Interestingly, the MD notes that even in their conventional branches, they offer Shariah compliant products the same way they offer conventional products in their Shariah compliant outlets.
So what are some of the benefits of having an Islamic banking window as part of a conventional bank as compared to having a fully-fledged Islamic Bank?
The CEO says when a bank operates in this particular manner, you avoid a lot of overheads that one would incur if he was to set up a fully-fledged Sharia compliant bank.
Secondly, you do not have to do a lot of infrastructure for it to be a separate entity.
However, he adds that one must convince his clients that he is not mixing the interest bearing part of his balance sheet with his Shariah compliant portfolio.
Munir says the introduction of these specialised products in the Kenyan banking industry no doubt comes with its fair share of challenges.
First, the Banking Act of Kenya requires banks to pay interest on savings accounts, as long as the minimum balance is maintained. This is contrary to Shariah law which strictly prohibits the payment of interest.
Secondly, as per the current CBK regulations, banks are mandated to collect tax from earnings of Islamic deposits, which is not an acceptable practice in other Islamic markets.
Finally, the model requires a more evolved legal and regulatory framework which could facilitate a quick rollout, either as a wholly owned subsidiary or a window.
However, the CEO noted that CBK is currently formulating policies and regulations to regulate the Shariah compliant products and therefore depart from the current practice of subjecting Shariah compliant banking to conventional banking regulations.
Going forward, the CEO says that he would like to see NBK’s Islamic Banking operation grow to its full potential by 2017.
“One of the biggest challenge facing banks in Kenya today is operating in a highly competitive environment of 43 banks.

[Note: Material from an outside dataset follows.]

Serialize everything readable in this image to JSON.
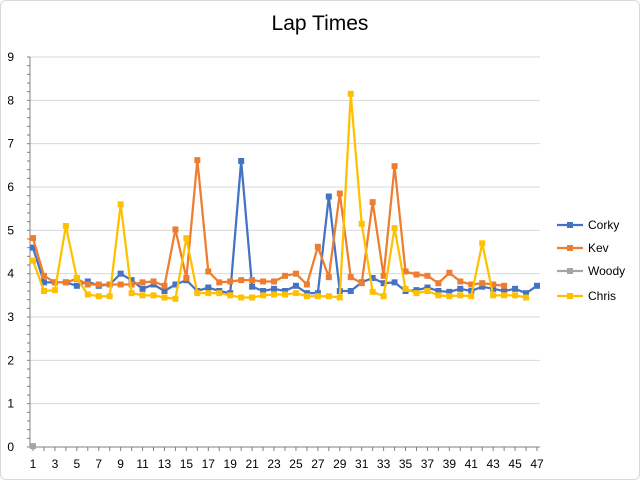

Each of the banks strives to get a share of the market. There is therefore the need to be a highly differentiated bank offering top notch services to get that piece. As National Bank targets to be a top tier bank in 2017, we have to go the extra mile to ensure as many as possible customers bank with us,” he says.
Munir joined the board of National Bank in August 2012. He holds a Masters of Business Administration (MBA) and Bachelor of Commerce (Hons) from the University of Nairobi. Prior to joining National Bank, Munir gained 16 years of experience working in senior positions in commercial banks across multiple geographies including Kenya, UK and South Africa.
He started his working career as an auditor with Price Waterhouse in 1990. He later moved to Esso Oil Company Ltd, Nairobi as a Financial and Planning Manager in 1993. In 1996, he moved into banking, joining Standard Chartered Bank (K) Ltd, Nairobi as a Manager, Business Finance, Strategy and Project Appraisals.
At Standard Chartered Bank, he served in different positions and regions as Manager Group Business Performance, Group Finance Division in London UK, ( Financial Controller) of Standard Chartered Kenya, Regional Head (African Finance Chartered Services), Chief Finance Officer (Consumer Bank Africa Region and Regional Head Business s Intelligence Unit), roles he served in London and Johannesburg for 5 years, Chief Finance Officer (South Africa), Director (Transaction Banking and Africa Regional Head-Kenya) and Head of Compliance and Assurance (East Africa).
He won the CEO of the Year at the Think Business Banking Awards 2014.